Supreme Court Agrees to Hear Major ObamaCare Challenge
Written by Michael Tennant
The Supreme Court said Monday it will hear a case that could lead to a complete overturning of ObamaCare, making healthcare an even more significant issue in this year’s presidential election.
The justices agreed to consider a case in which two lower courts ruled that the Affordable Care Act (ACA) is unconstitutional by virtue of Congress’ repeal of the individual mandate, which required Americans to purchase government-approved health insurance or pay a tax penalty.
The Supreme Court, with Chief Justice John Roberts the deciding vote, upheld the law in 2012 on the theory that while Congress could not force people to buy health insurance, it could tax them for not buying it. (Forbes’ Chris Conover observed that Roberts’ opinions in both this and a 2015 case finding most of the ACA constitutional “required death-defying legal gymnastics.”)
After Congress, with President Donald Trump’s blessing, repealed the individual-mandate penalty in 2017, a coalition of Republican-led states challenged the ACA in federal court, arguing that without that provision, the rest of the law could not stand. The next year, U.S. District Judge Reed O’Connor agreed that the individual mandate is now invalid but did not issue an opinion on which other parts of the law, if any, had to go.

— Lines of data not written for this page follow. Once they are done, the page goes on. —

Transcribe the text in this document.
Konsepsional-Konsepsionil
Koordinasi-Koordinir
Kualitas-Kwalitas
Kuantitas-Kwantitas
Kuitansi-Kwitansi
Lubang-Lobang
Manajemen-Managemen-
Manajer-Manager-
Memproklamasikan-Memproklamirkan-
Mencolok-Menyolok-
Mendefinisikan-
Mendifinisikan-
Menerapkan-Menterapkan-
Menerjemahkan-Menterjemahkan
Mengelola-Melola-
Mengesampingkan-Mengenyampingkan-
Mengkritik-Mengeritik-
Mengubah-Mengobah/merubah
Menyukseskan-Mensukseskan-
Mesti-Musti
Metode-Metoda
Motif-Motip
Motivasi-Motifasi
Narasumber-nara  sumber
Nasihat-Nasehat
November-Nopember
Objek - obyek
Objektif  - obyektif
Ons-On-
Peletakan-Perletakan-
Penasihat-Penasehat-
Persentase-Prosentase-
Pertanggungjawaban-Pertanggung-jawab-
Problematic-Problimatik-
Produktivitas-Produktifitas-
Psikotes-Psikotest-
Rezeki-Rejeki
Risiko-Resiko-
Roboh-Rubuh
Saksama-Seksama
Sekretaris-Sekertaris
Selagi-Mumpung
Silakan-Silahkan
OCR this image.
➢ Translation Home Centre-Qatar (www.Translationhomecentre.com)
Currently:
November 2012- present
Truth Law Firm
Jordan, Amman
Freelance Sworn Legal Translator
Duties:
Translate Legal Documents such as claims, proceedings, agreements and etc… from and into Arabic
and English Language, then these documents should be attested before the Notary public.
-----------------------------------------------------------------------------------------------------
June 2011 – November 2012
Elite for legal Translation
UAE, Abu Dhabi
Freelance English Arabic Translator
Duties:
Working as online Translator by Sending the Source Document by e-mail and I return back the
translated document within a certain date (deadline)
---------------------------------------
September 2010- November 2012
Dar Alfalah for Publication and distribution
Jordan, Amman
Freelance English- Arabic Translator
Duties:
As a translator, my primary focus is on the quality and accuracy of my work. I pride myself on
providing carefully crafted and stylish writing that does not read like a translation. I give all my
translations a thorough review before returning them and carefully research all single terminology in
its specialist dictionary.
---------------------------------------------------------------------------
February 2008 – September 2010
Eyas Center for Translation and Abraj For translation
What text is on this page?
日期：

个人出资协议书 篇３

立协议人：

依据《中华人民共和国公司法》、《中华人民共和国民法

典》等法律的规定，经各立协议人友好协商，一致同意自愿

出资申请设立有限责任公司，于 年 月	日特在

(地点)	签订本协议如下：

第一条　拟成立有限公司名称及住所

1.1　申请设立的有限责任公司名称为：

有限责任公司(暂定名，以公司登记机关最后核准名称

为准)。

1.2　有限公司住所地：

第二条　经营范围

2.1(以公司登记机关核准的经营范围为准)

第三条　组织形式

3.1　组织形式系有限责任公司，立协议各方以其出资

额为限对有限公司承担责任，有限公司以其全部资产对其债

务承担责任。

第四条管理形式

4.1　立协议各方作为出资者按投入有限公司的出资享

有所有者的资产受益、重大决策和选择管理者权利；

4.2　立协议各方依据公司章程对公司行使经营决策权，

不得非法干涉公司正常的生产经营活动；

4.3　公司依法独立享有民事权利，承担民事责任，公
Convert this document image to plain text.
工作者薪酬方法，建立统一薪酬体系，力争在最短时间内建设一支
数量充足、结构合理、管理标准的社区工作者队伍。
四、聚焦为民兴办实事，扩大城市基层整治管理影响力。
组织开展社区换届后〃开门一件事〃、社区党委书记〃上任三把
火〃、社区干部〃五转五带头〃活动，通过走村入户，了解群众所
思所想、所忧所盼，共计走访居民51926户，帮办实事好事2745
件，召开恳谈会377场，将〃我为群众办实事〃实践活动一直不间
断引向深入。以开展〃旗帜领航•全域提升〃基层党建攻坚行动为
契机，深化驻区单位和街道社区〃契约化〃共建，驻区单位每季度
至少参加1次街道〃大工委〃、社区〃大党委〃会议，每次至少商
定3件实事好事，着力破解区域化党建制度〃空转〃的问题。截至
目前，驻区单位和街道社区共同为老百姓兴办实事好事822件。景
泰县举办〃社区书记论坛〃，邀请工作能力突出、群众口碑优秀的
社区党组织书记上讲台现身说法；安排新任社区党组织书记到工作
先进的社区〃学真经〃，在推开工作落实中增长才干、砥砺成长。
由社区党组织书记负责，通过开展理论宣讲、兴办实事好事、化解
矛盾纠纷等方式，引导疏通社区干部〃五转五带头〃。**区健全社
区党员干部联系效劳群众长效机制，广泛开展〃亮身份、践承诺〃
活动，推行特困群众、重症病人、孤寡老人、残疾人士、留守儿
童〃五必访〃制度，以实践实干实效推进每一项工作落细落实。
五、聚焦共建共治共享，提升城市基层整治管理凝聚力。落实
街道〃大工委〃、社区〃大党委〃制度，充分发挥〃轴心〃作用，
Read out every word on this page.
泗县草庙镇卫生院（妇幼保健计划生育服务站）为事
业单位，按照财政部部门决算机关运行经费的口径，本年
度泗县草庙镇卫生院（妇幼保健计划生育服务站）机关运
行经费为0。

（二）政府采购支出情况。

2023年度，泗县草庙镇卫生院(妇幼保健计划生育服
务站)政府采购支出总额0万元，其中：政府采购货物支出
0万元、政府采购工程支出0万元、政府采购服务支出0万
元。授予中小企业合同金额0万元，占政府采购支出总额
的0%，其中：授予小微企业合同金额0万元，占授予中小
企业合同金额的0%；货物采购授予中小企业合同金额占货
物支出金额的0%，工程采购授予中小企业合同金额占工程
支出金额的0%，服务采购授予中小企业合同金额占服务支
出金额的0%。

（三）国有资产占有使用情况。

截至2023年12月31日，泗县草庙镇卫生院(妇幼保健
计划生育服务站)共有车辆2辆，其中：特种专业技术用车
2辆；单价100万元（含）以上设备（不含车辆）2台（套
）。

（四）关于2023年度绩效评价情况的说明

Democrat-led states and the Democrat-controlled House of Representatives, which assumed the defense of ObamaCare when the Trump administration declined to defend it, appealed to the Fifth Circuit Court of Appeals. The court upheld O’Connor’s decision but remanded the case to him to decide which provisions should be invalidated along with the mandate.
Democrats immediately appealed to the Supreme Court, asking the justices to expedite the process so as to have a decision by June. The court denied their request but left open the possibility that it would review the case at a later time.
According to Politico, “It’s unlikely the justices will rule before the election on the lawsuit, which could wipe out the Affordable Care Act’s insurance protections and coverage for millions of people. The court is expected to hear the case during its next term starting in October, but the justices did not say when it will hear oral arguments.”
The high court’s willingness to hear the case before it has been thoroughly litigated in lower courts “underscores the monumental stakes” involved, the news site noted. After a decade, ObamaCare has wormed its way into every facet of American healthcare, and overturning it, while undoubtedly the proper course of action, would be highly disruptive. And should oral arguments occur in October, the case could greatly affect the outcome of the election.
Democrats, who believe they have the upper hand in the healthcare debate, are relishing the opportunity to use the case to win votes, as they did in the 2018 midterms.
“This case is a stark, life-and-death reminder how much is at stake this fall and what’s on the ballot right now: Democrats must nominate the candidate whom they know can beat Trump and bring along the Senate, to ensure we can protect our health care for generations to come,” former Vice President Joe Biden said in a statement.
Some Republicans are eager to have the court rule on the matter. Texas Attorney General Ken Paxton said, “The federal government cannot order private citizens to purchase subpar insurance that they don’t want, and I look forward to finally settling the matter before the U.S. Supreme Court.”
Others may not be so sure. Trump, who has yet to offer an ObamaCare replacement, reportedly berated Health and Human Services Secretary Alex Azar in January when polls indicated voters trusted Democrats more than Republicans on healthcare. Assuming those polls are accurate, Trump is unlikely to want ObamaCare to be front and center come November. Other Republican candidates will also be under pressure to say how they plan to prevent the disruptions that overturning the ACA would create.
How the Supreme Court will ultimately rule is anybody’s guess. Many analysts expect Roberts to ride to the rescue again, preserving as much of the ACA as he thinks he can. On the other hand, perhaps the Trump-appointed justices will be able to persuade him that it’s time to apply the Constitution as written and junk ObamaCare.
Michael Tennant is a freelance writer and regular contributor to The New American.